Before the Sacramento River was tamed with dams, levees and canals, vast floods were a regular event, according to Jacob Katz, a biologist with the nonprofit CalTrout, who has directed the so-called “Nigiri Project”—symbolically named for the classic sushi presentation of raw fish served on a wedge of rice.
This historic ephemeral swamp, he says, helped support huge populations of animals.
“The ducks that blackened the sky and the runs of 2 million salmon that once came up the Sacramento River were produced by the incredible productivity of these marshlands,” Katz said.
To produce their results, the researchers replicated the historic flood events of the Sacramento Valley by artificially inundating a small rice field in the Yolo Bypass floodplain in early 2012 and again in 2013. Each time, they released thousands of young salmon into the shallow waters.
After several weeks, the scientists recaptured and measured their sample fish. They found that the salmon from the flooded fields had grown remarkably fast and were between 3- and 3.5-inches long. By comparison, baby chinook salmon of the same age in free-flowing sections of the Sacramento measure about 2 inches long. That’s because cold, fast-flowing river water provides relatively little shelter for baby salmon, as well as relatively little to eat, according to Katz.
“But these flooded marshes are like a buffet for baby fish,” he said.
Such a size difference in young fish can give them the advantage they need to survive to adulthood in the ocean, where salmon spend most of their lives. This makes the Nigiri Project’s findings potentially valuable to the struggling chinook salmon population, which has fallen to record low levels in recent years.
Katz has collaborated on the Nigiri Project with Carson Jeffres, a biologist with the UC Davis Center for Watershed Sciences, and Ted Sommer and Louise Conrad, both with the state. In the 2013 rendition of the experiment, they released some 50,000 fish onto 18 acres of fields, donated temporarily to science by Cal Marsh and Farm Ventures, a group of landowners.
But Katz believes there may be as many as 10,000 acres of farmland that could be made available for use as seasonal fish nurseries.

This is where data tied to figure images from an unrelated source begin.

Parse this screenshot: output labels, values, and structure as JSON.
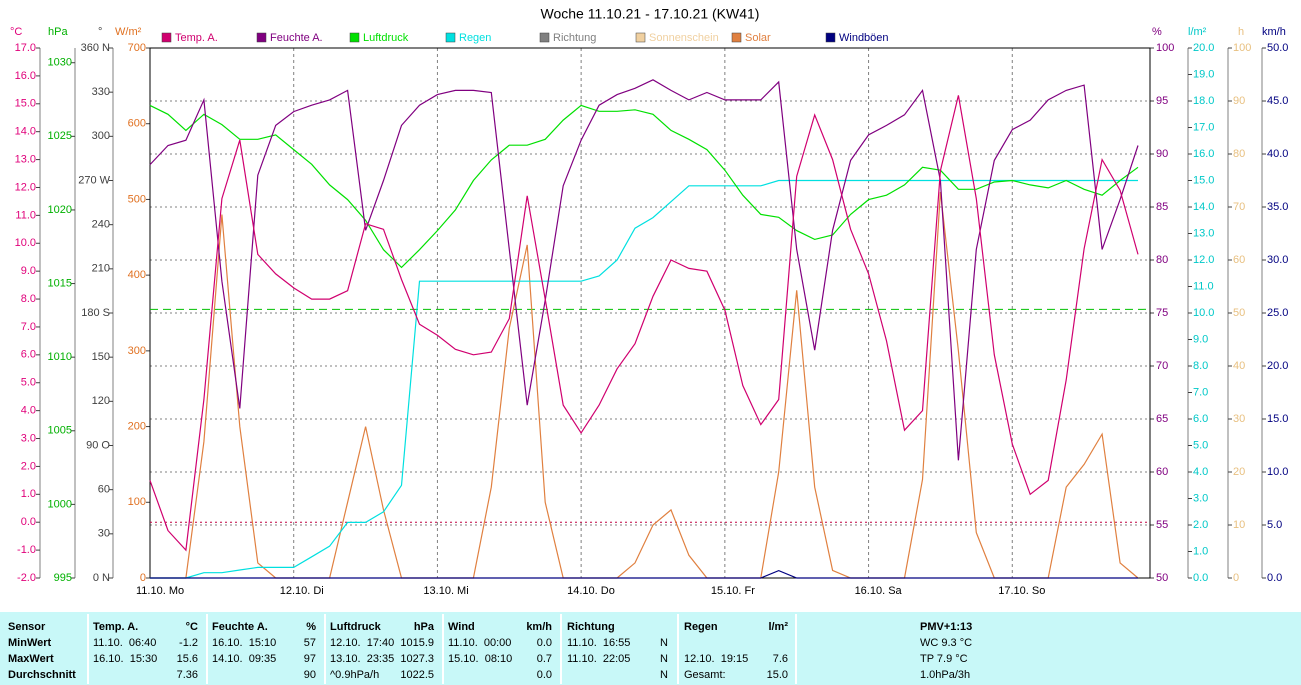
{
  "chart_data": {
    "type": "line",
    "title": "Woche 11.10.21 - 17.10.21 (KW41)",
    "x": [
      0,
      3,
      6,
      9,
      12,
      15,
      18,
      21,
      24,
      27,
      30,
      33,
      36,
      39,
      42,
      45,
      48,
      51,
      54,
      57,
      60,
      63,
      66,
      69,
      72,
      75,
      78,
      81,
      84,
      87,
      90,
      93,
      96,
      99,
      102,
      105,
      108,
      111,
      114,
      117,
      120,
      123,
      126,
      129,
      132,
      135,
      138,
      141,
      144,
      147,
      150,
      153,
      156,
      159,
      162,
      165
    ],
    "xlim": [
      0,
      167
    ],
    "xticks": [
      {
        "value": 0,
        "label": "11.10. Mo"
      },
      {
        "value": 24,
        "label": "12.10. Di"
      },
      {
        "value": 48,
        "label": "13.10. Mi"
      },
      {
        "value": 72,
        "label": "14.10. Do"
      },
      {
        "value": 96,
        "label": "15.10. Fr"
      },
      {
        "value": 120,
        "label": "16.10. Sa"
      },
      {
        "value": 144,
        "label": "17.10. So"
      }
    ],
    "grid": true,
    "axes": {
      "temp": {
        "unit": "°C",
        "color": "#e0007a",
        "lim": [
          -2,
          17
        ],
        "ticks": [
          {
            "value": -2,
            "label": "-2.0"
          },
          {
            "value": -1,
            "label": "-1.0"
          },
          {
            "value": 0,
            "label": "0.0"
          },
          {
            "value": 1,
            "label": "1.0"
          },
          {
            "value": 2,
            "label": "2.0"
          },
          {
            "value": 3,
            "label": "3.0"
          },
          {
            "value": 4,
            "label": "4.0"
          },
          {
            "value": 5,
            "label": "5.0"
          },
          {
            "value": 6,
            "label": "6.0"
          },
          {
            "value": 7,
            "label": "7.0"
          },
          {
            "value": 8,
            "label": "8.0"
          },
          {
            "value": 9,
            "label": "9.0"
          },
          {
            "value": 10,
            "label": "10.0"
          },
          {
            "value": 11,
            "label": "11.0"
          },
          {
            "value": 12,
            "label": "12.0"
          },
          {
            "value": 13,
            "label": "13.0"
          },
          {
            "value": 14,
            "label": "14.0"
          },
          {
            "value": 15,
            "label": "15.0"
          },
          {
            "value": 16,
            "label": "16.0"
          },
          {
            "value": 17,
            "label": "17.0"
          }
        ]
      },
      "pressure": {
        "unit": "hPa",
        "color": "#00b000",
        "lim": [
          995,
          1031
        ],
        "ticks": [
          995,
          1000,
          1005,
          1010,
          1015,
          1020,
          1025,
          1030
        ]
      },
      "direction": {
        "unit": "°",
        "color": "#404040",
        "lim": [
          0,
          360
        ],
        "ticks": [
          {
            "value": 0,
            "label": "0 N"
          },
          30,
          60,
          {
            "value": 90,
            "label": "90 O"
          },
          120,
          150,
          {
            "value": 180,
            "label": "180 S"
          },
          210,
          240,
          {
            "value": 270,
            "label": "270 W"
          },
          300,
          330,
          {
            "value": 360,
            "label": "360 N"
          }
        ]
      },
      "solar": {
        "unit": "W/m²",
        "color": "#e07020",
        "lim": [
          0,
          700
        ],
        "ticks": [
          0,
          100,
          200,
          300,
          400,
          500,
          600,
          700
        ]
      },
      "humidity": {
        "unit": "%",
        "color": "#800080",
        "lim": [
          50,
          100
        ],
        "ticks": [
          50,
          55,
          60,
          65,
          70,
          75,
          80,
          85,
          90,
          95,
          100
        ]
      },
      "rain": {
        "unit": "l/m²",
        "color": "#00c8c8",
        "lim": [
          0,
          20
        ],
        "ticks": [
          {
            "value": 0,
            "label": "0.0"
          },
          {
            "value": 1,
            "label": "1.0"
          },
          {
            "value": 2,
            "label": "2.0"
          },
          {
            "value": 3,
            "label": "3.0"
          },
          {
            "value": 4,
            "label": "4.0"
          },
          {
            "value": 5,
            "label": "5.0"
          },
          {
            "value": 6,
            "label": "6.0"
          },
          {
            "value": 7,
            "label": "7.0"
          },
          {
            "value": 8,
            "label": "8.0"
          },
          {
            "value": 9,
            "label": "9.0"
          },
          {
            "value": 10,
            "label": "10.0"
          },
          {
            "value": 11,
            "label": "11.0"
          },
          {
            "value": 12,
            "label": "12.0"
          },
          {
            "value": 13,
            "label": "13.0"
          },
          {
            "value": 14,
            "label": "14.0"
          },
          {
            "value": 15,
            "label": "15.0"
          },
          {
            "value": 16,
            "label": "16.0"
          },
          {
            "value": 17,
            "label": "17.0"
          },
          {
            "value": 18,
            "label": "18.0"
          },
          {
            "value": 19,
            "label": "19.0"
          },
          {
            "value": 20,
            "label": "20.0"
          }
        ]
      },
      "sunshine": {
        "unit": "h",
        "color": "#e8c080",
        "lim": [
          0,
          100
        ],
        "ticks": [
          0,
          10,
          20,
          30,
          40,
          50,
          60,
          70,
          80,
          90,
          100
        ]
      },
      "wind": {
        "unit": "km/h",
        "color": "#000080",
        "lim": [
          0,
          50
        ],
        "ticks": [
          {
            "value": 0,
            "label": "0.0"
          },
          {
            "value": 5,
            "label": "5.0"
          },
          {
            "value": 10,
            "label": "10.0"
          },
          {
            "value": 15,
            "label": "15.0"
          },
          {
            "value": 20,
            "label": "20.0"
          },
          {
            "value": 25,
            "label": "25.0"
          },
          {
            "value": 30,
            "label": "30.0"
          },
          {
            "value": 35,
            "label": "35.0"
          },
          {
            "value": 40,
            "label": "40.0"
          },
          {
            "value": 45,
            "label": "45.0"
          },
          {
            "value": 50,
            "label": "50.0"
          }
        ]
      }
    },
    "series": [
      {
        "name": "Temp. A.",
        "color": "#d0006f",
        "axis": "temp",
        "values": [
          1.5,
          -0.3,
          -1.0,
          4.4,
          11.6,
          13.7,
          9.6,
          8.9,
          8.4,
          8.0,
          8.0,
          8.3,
          10.7,
          10.5,
          8.7,
          7.1,
          6.7,
          6.2,
          6.0,
          6.1,
          7.3,
          11.7,
          8.0,
          4.2,
          3.2,
          4.2,
          5.5,
          6.4,
          8.1,
          9.4,
          9.1,
          9.0,
          7.6,
          4.9,
          3.5,
          4.4,
          12.4,
          14.6,
          13.0,
          10.5,
          8.9,
          6.5,
          3.3,
          4.0,
          12.6,
          15.3,
          11.6,
          6.0,
          2.8,
          1.0,
          1.5,
          5.1,
          9.8,
          13.0,
          11.9,
          9.6
        ]
      },
      {
        "name": "Feuchte A.",
        "color": "#800080",
        "axis": "humidity",
        "values": [
          89,
          90.8,
          91.3,
          95.1,
          78,
          66,
          88,
          92.7,
          94,
          94.6,
          95.1,
          96,
          82.8,
          87.5,
          92.7,
          94.6,
          95.6,
          96,
          96,
          95.8,
          81,
          66.3,
          76.2,
          87,
          91.3,
          94.6,
          95.6,
          96.2,
          97,
          96,
          95.1,
          95.8,
          95.1,
          95.1,
          95.1,
          96.8,
          81,
          71.5,
          82.8,
          89.4,
          91.8,
          92.7,
          93.7,
          96,
          87.5,
          61.1,
          81,
          89.4,
          92.3,
          93.2,
          95.1,
          96,
          96.5,
          81,
          85.7,
          90.8
        ]
      },
      {
        "name": "Luftdruck",
        "color": "#00e000",
        "axis": "pressure",
        "values": [
          1027.1,
          1026.5,
          1025.4,
          1026.5,
          1025.8,
          1024.8,
          1024.8,
          1025.1,
          1024.1,
          1023.1,
          1021.7,
          1020.7,
          1019.3,
          1017.3,
          1016.1,
          1017.3,
          1018.6,
          1020,
          1022,
          1023.4,
          1024.4,
          1024.4,
          1024.8,
          1026.1,
          1027.1,
          1026.7,
          1026.7,
          1026.8,
          1026.5,
          1025.4,
          1024.8,
          1024.1,
          1022.7,
          1021,
          1019.7,
          1019.5,
          1018.6,
          1018,
          1018.3,
          1019.7,
          1020.7,
          1021,
          1021.7,
          1022.9,
          1022.7,
          1021.4,
          1021.4,
          1021.9,
          1022,
          1021.7,
          1021.5,
          1022,
          1021.4,
          1021,
          1022,
          1022.9
        ]
      },
      {
        "name": "Regen",
        "color": "#00e0e0",
        "axis": "rain",
        "values": [
          0,
          0,
          0,
          0.2,
          0.2,
          0.3,
          0.4,
          0.4,
          0.4,
          0.8,
          1.2,
          2.1,
          2.1,
          2.5,
          3.5,
          11.2,
          11.2,
          11.2,
          11.2,
          11.2,
          11.2,
          11.2,
          11.2,
          11.2,
          11.2,
          11.4,
          12.0,
          13.2,
          13.6,
          14.2,
          14.8,
          14.8,
          14.8,
          14.8,
          14.8,
          15.0,
          15.0,
          15.0,
          15.0,
          15.0,
          15.0,
          15.0,
          15.0,
          15.0,
          15.0,
          15.0,
          15.0,
          15.0,
          15.0,
          15.0,
          15.0,
          15.0,
          15.0,
          15.0,
          15.0,
          15.0
        ]
      },
      {
        "name": "Solar",
        "color": "#e08040",
        "axis": "solar",
        "values": [
          0,
          0,
          0,
          180,
          480,
          200,
          20,
          0,
          0,
          0,
          0,
          100,
          200,
          90,
          0,
          0,
          0,
          0,
          0,
          120,
          330,
          440,
          100,
          0,
          0,
          0,
          0,
          20,
          70,
          90,
          30,
          0,
          0,
          0,
          0,
          140,
          380,
          120,
          10,
          0,
          0,
          0,
          0,
          130,
          510,
          300,
          60,
          0,
          0,
          0,
          0,
          120,
          150,
          190,
          20,
          0
        ]
      },
      {
        "name": "Windböen",
        "color": "#000080",
        "axis": "wind",
        "values": [
          0,
          0,
          0,
          0,
          0,
          0,
          0,
          0,
          0,
          0,
          0,
          0,
          0,
          0,
          0,
          0,
          0,
          0,
          0,
          0,
          0,
          0,
          0,
          0,
          0,
          0,
          0,
          0,
          0,
          0,
          0,
          0,
          0,
          0,
          0,
          0.7,
          0,
          0,
          0,
          0,
          0,
          0,
          0,
          0,
          0,
          0,
          0,
          0,
          0,
          0,
          0,
          0,
          0,
          0,
          0,
          0
        ]
      }
    ],
    "legend_extra": [
      {
        "name": "Richtung",
        "color": "#808080"
      },
      {
        "name": "Sonnenschein",
        "color": "#f0d0a0"
      }
    ],
    "reference_lines": [
      {
        "axis": "pressure",
        "value": 1013.25,
        "color": "#00c000"
      },
      {
        "axis": "temp",
        "value": 0,
        "color": "#c00040"
      }
    ]
  },
  "table": {
    "header": [
      "Sensor",
      "Temp. A.",
      "°C",
      "Feuchte A.",
      "%",
      "Luftdruck",
      "hPa",
      "Wind",
      "km/h",
      "Richtung",
      null,
      "Regen",
      "l/m²",
      "PMV+1:13"
    ],
    "rows": [
      [
        "MinWert",
        "11.10.  06:40",
        "-1.2",
        "16.10.  15:10",
        "57",
        "12.10.  17:40",
        "1015.9",
        "11.10.  00:00",
        "0.0",
        "11.10.  16:55",
        "N",
        null,
        null,
        "WC 9.3 °C"
      ],
      [
        "MaxWert",
        "16.10.  15:30",
        "15.6",
        "14.10.  09:35",
        "97",
        "13.10.  23:35",
        "1027.3",
        "15.10.  08:10",
        "0.7",
        "11.10.  22:05",
        "N",
        "12.10.  19:15",
        "7.6",
        "TP 7.9 °C"
      ],
      [
        "Durchschnitt",
        null,
        "7.36",
        null,
        "90",
        "^0.9hPa/h",
        "1022.5",
        null,
        "0.0",
        null,
        "N",
        "Gesamt:",
        "15.0",
        "1.0hPa/3h"
      ]
    ]
  }
}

Jeffres noted that rice production would not be impacted by the program.
“We would just need water out there for a window of several weeks between January and March, before the farmers start planting in the spring,” Jeffres said.
Jeffres and Katz’s hope is that government agencies will incorporate the methods of the Nigiri Project into the state’s wildlife-management programs. The idea is to take advantage of Sacramento Valley flood events, which occur once every two or three years, by containing the water on the fields even after the swollen river subsides.
Katz points out that the full-scale size of his experiment makes replicating the concept a cinch for fishery managers.
“Experiments like this are usually done in Tupperware at UC Davis,” he said. “But we made sure that our research could be as easily transferable to management as possible.”
And if the plan unfurls as Katz and Jeffres envision, we can have our fish—and eat our rice, too.